Впрочем, то, что было, не так-то уж, наверное, интересно. Но что было бы, окажись на месте Коли другой комсорг, трусоватый и малодушный? И опять-таки — «Правда», хотя, как мне кажется, Коля выкрутился бы даже без хлесткой передовицы, но спасти меня ему было бы намного труднее. Коля шел на отчаянный риск. Я не исключаю, что был он связан с тогдашним НКВД. Но принадлежал он к тем незримым героям, которые пытались если не удержать машину террора, то хотя бы как-то ослабить ее братоубийственный ход. Знаю, были там и такие!
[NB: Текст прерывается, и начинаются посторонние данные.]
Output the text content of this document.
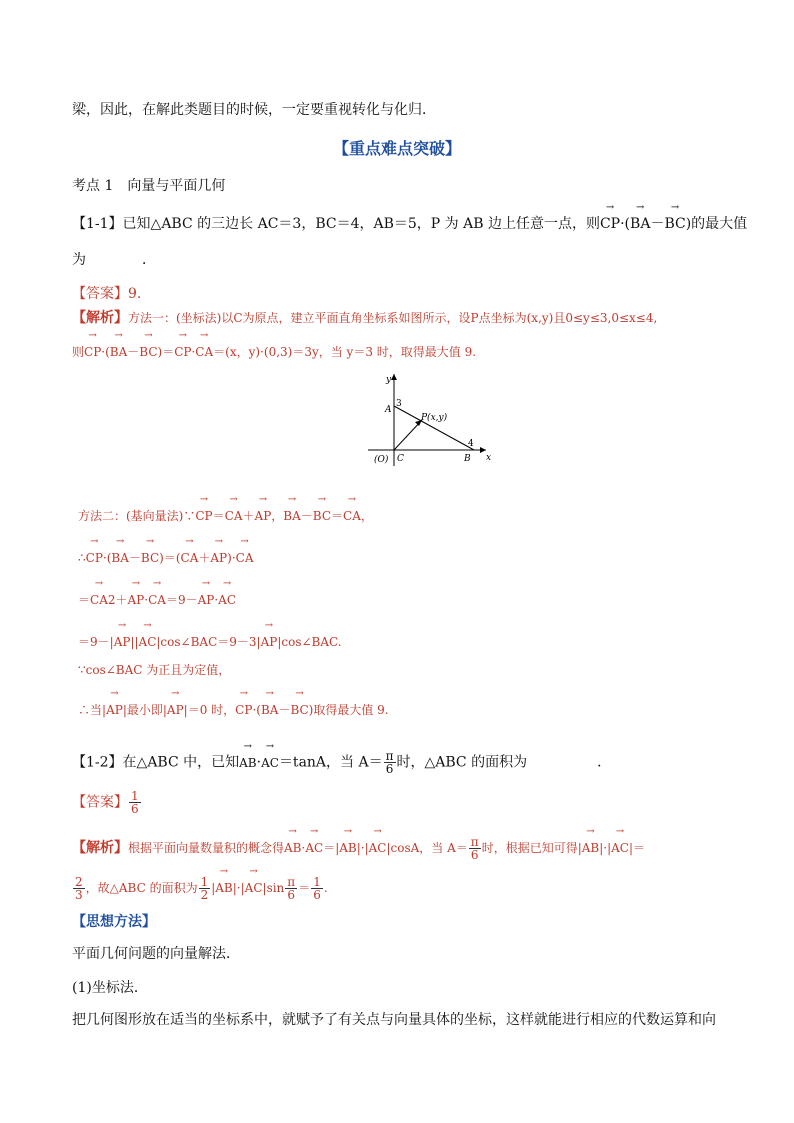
梁，因此，在解此类题目的时候，一定要重视转化与化归．
【重点难点突破】
考点 1　向量与平面几何
【1-1】已知△ABC 的三边长 AC＝3，BC＝4，AB＝5，P 为 AB 边上任意一点，则→ CP·(→ BA－→ BC)的最大值
为　　　　．
【答案】9.
【解析】方法一：(坐标法)以C为原点，建立平面直角坐标系如图所示，设P点坐标为(x,y)且0≤y≤3,0≤x≤4,
则→ CP·(→ BA－→ BC)＝→ CP·→ CA＝(x，y)·(0,3)＝3y，当 y＝3 时，取得最大值 9.
y
x
A
3
P(x,y)
4
(O) C	B
方法二：(基向量法)∵→ CP＝→ CA＋→ AP，→ BA－→ BC＝→ CA，
∴→ CP·(→ BA－→ BC)＝(→ CA＋→ AP)·→ CA
＝→ CA2＋→ AP·→ CA＝9－→ AP·→ AC
＝9－|→ AP||→ AC|cos∠BAC＝9－3|→ AP|cos∠BAC.
∵cos∠BAC 为正且为定值，
∴当|→ AP|最小即|→ AP|＝0 时，→ CP·(→ BA－→ BC)取得最大值 9.
【1-2】在△ABC 中，已知→ AB·→ AC＝tanA，当 $A= \frac{\pi}{6}$ 时，△ABC 的面积为　　　　　．
【答案】 $\frac{1}{6}$
【解析】根据平面向量数量积的概念得→ AB·→ AC＝|→ AB|·|→ AC|cosA，当 $A= \frac{\pi}{6}$ 时，根据已知可得|→ AB|·|→ AC|＝
$\frac{2}{3}$ ，故△ABC 的面积为 $\frac{1}{2}$ |→ $AB|\cdot|\to AC|\sin \frac{\pi}{6} = \frac{1}{6}$ .
【思想方法】
平面几何问题的向量解法．
(1)坐标法．
把几何图形放在适当的坐标系中，就赋予了有关点与向量具体的坐标，这样就能进行相应的代数运算和向
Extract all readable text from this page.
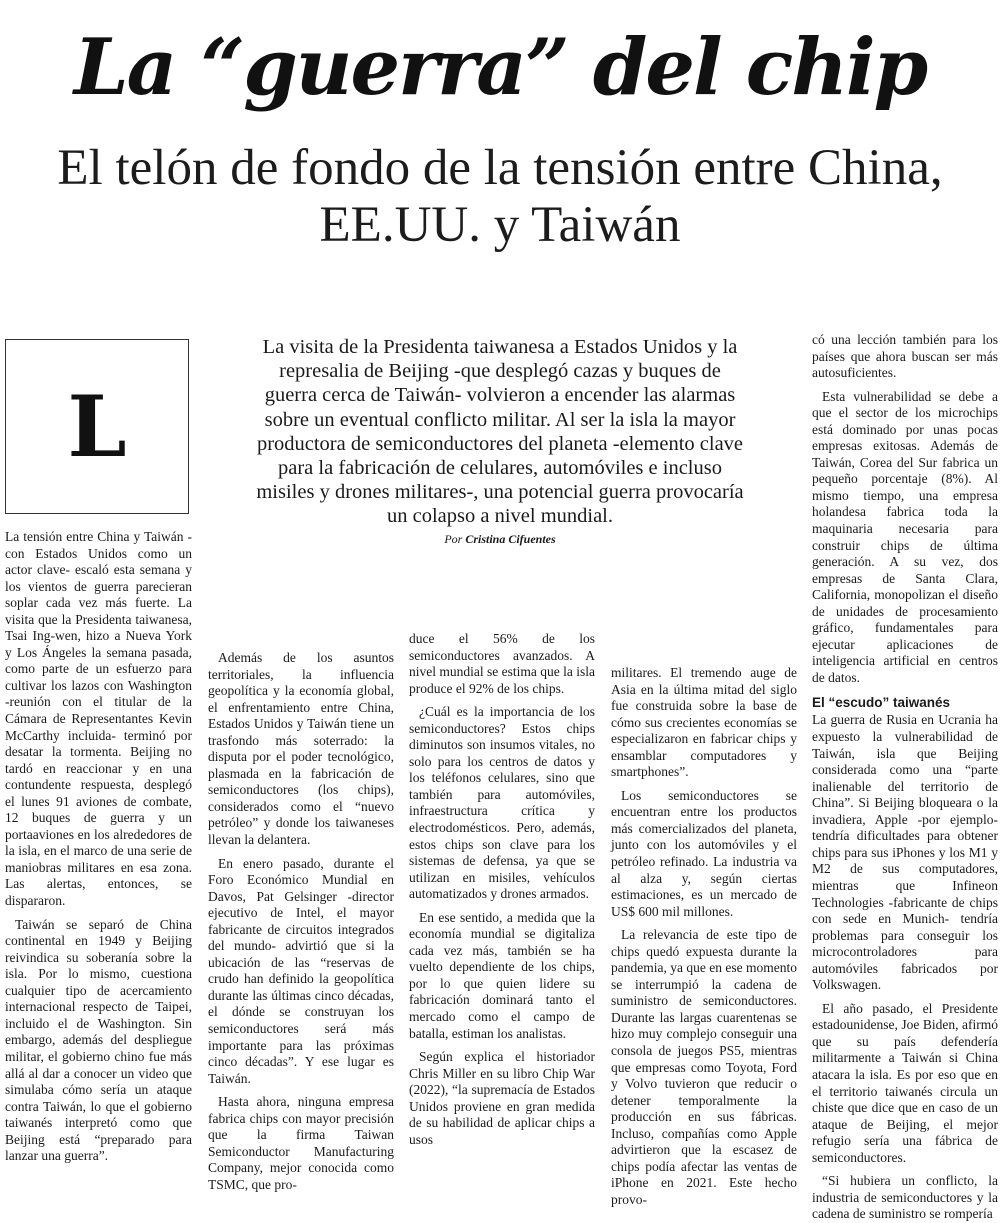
La “guerra” del chip
El telón de fondo de la tensión entre China, EE.UU. y Taiwán
L
La visita de la Presidenta taiwanesa a Estados Unidos y la represalia de Beijing -que desplegó cazas y buques de guerra cerca de Taiwán- volvieron a encender las alarmas sobre un eventual conflicto militar. Al ser la isla la mayor productora de semiconductores del planeta -elemento clave para la fabricación de celulares, automóviles e incluso misiles y drones militares-, una potencial guerra provocaría un colapso a nivel mundial.
Por Cristina Cifuentes

La tensión entre China y Taiwán -con Estados Unidos como un actor clave- escaló esta semana y los vientos de guerra parecieran soplar cada vez más fuerte. La visita que la Presidenta taiwanesa, Tsai Ing-wen, hizo a Nueva York y Los Ángeles la semana pasada, como parte de un esfuerzo para cultivar los lazos con Washington -reunión con el titular de la Cámara de Representantes Kevin McCarthy incluida- terminó por desatar la tormenta. Beijing no tardó en reaccionar y en una contundente respuesta, desplegó el lunes 91 aviones de combate, 12 buques de guerra y un portaaviones en los alrededores de la isla, en el marco de una serie de maniobras militares en esa zona. Las alertas, entonces, se dispararon.

Taiwán se separó de China continental en 1949 y Beijing reivindica su soberanía sobre la isla. Por lo mismo, cuestiona cualquier tipo de acercamiento internacional respecto de Taipei, incluido el de Washington. Sin embargo, además del despliegue militar, el gobierno chino fue más allá al dar a conocer un video que simulaba cómo sería un ataque contra Taiwán, lo que el gobierno taiwanés interpretó como que Beijing está “preparado para lanzar una guerra”.

Además de los asuntos territoriales, la influencia geopolítica y la economía global, el enfrentamiento entre China, Estados Unidos y Taiwán tiene un trasfondo más soterrado: la disputa por el poder tecnológico, plasmada en la fabricación de semiconductores (los chips), considerados como el “nuevo petróleo” y donde los taiwaneses llevan la delantera.

En enero pasado, durante el Foro Económico Mundial en Davos, Pat Gelsinger -director ejecutivo de Intel, el mayor fabricante de circuitos integrados del mundo- advirtió que si la ubicación de las “reservas de crudo han definido la geopolítica durante las últimas cinco décadas, el dónde se construyan los semiconductores será más importante para las próximas cinco décadas”. Y ese lugar es Taiwán.

Hasta ahora, ninguna empresa fabrica chips con mayor precisión que la firma Taiwan Semiconductor Manufacturing Company, mejor conocida como TSMC, que pro-

duce el 56% de los semiconductores avanzados. A nivel mundial se estima que la isla produce el 92% de los chips.

¿Cuál es la importancia de los semiconductores? Estos chips diminutos son insumos vitales, no solo para los centros de datos y los teléfonos celulares, sino que también para automóviles, infraestructura crítica y electrodomésticos. Pero, además, estos chips son clave para los sistemas de defensa, ya que se utilizan en misiles, vehículos automatizados y drones armados.

En ese sentido, a medida que la economía mundial se digitaliza cada vez más, también se ha vuelto dependiente de los chips, por lo que quien lidere su fabricación dominará tanto el mercado como el campo de batalla, estiman los analistas.

Según explica el historiador Chris Miller en su libro Chip War (2022), “la supremacía de Estados Unidos proviene en gran medida de su habilidad de aplicar chips a usos

militares. El tremendo auge de Asia en la última mitad del siglo fue construida sobre la base de cómo sus crecientes economías se especializaron en fabricar chips y ensamblar computadores y smartphones”.

Los semiconductores se encuentran entre los productos más comercializados del planeta, junto con los automóviles y el petróleo refinado. La industria va al alza y, según ciertas estimaciones, es un mercado de US$ 600 mil millones.

La relevancia de este tipo de chips quedó expuesta durante la pandemia, ya que en ese momento se interrumpió la cadena de suministro de semiconductores. Durante las largas cuarentenas se hizo muy complejo conseguir una consola de juegos PS5, mientras que empresas como Toyota, Ford y Volvo tuvieron que reducir o detener temporalmente la producción en sus fábricas. Incluso, compañías como Apple advirtieron que la escasez de chips podía afectar las ventas de iPhone en 2021. Este hecho provo-

có una lección también para los países que ahora buscan ser más autosuficientes.

Esta vulnerabilidad se debe a que el sector de los microchips está dominado por unas pocas empresas exitosas. Además de Taiwán, Corea del Sur fabrica un pequeño porcentaje (8%). Al mismo tiempo, una empresa holandesa fabrica toda la maquinaria necesaria para construir chips de última generación. A su vez, dos empresas de Santa Clara, California, monopolizan el diseño de unidades de procesamiento gráfico, fundamentales para ejecutar aplicaciones de inteligencia artificial en centros de datos.

El “escudo” taiwanés

La guerra de Rusia en Ucrania ha expuesto la vulnerabilidad de Taiwán, isla que Beijing considerada como una “parte inalienable del territorio de China”. Si Beijing bloqueara o la invadiera, Apple -por ejemplo- tendría dificultades para obtener chips para sus iPhones y los M1 y M2 de sus computadores, mientras que Infineon Technologies -fabricante de chips con sede en Munich- tendría problemas para conseguir los microcontroladores para automóviles fabricados por Volkswagen.

El año pasado, el Presidente estadounidense, Joe Biden, afirmó que su país defendería militarmente a Taiwán si China atacara la isla. Es por eso que en el territorio taiwanés circula un chiste que dice que en caso de un ataque de Beijing, el mejor refugio sería una fábrica de semiconductores.

“Si hubiera un conflicto, la industria de semiconductores y la cadena de suministro se rompería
Не будь Коли, что было бы? Выкосило бы большую семью — я влачил бы детство и отрочество где-то в колонии; в рудниках угасли б родители. Брата вышибли б из авиационного училища: хорош летчик сталинский сокол, у которого младший брат, пробравшись в ряды пионеров, срывает со стен политические плакаты! А кто в Киеве был, может, помнит: там на площади Славы, у трепетного Вечного огня, первая по правую руку могила Героя Советского Союза, генерал-лейтенанта. В украинском правописании: «Дмитро Iванович…» Для кого он Дмитро Iванович, а для меня дядя Митя. В 1938 году командиром он был, в Академии курс наук проходил, в Ленинграде. Но недолго бы и он штудировал бы там математику да баллистику: полетела бы шифровка на Литейный проспект, и не стало бы будущего героя, разве что кайлом на Колыме помахал бы, на веселом морозце, в компании доблестных командиров корпусов и дивизий. И все это Шурки Рутицкого было бы творчество.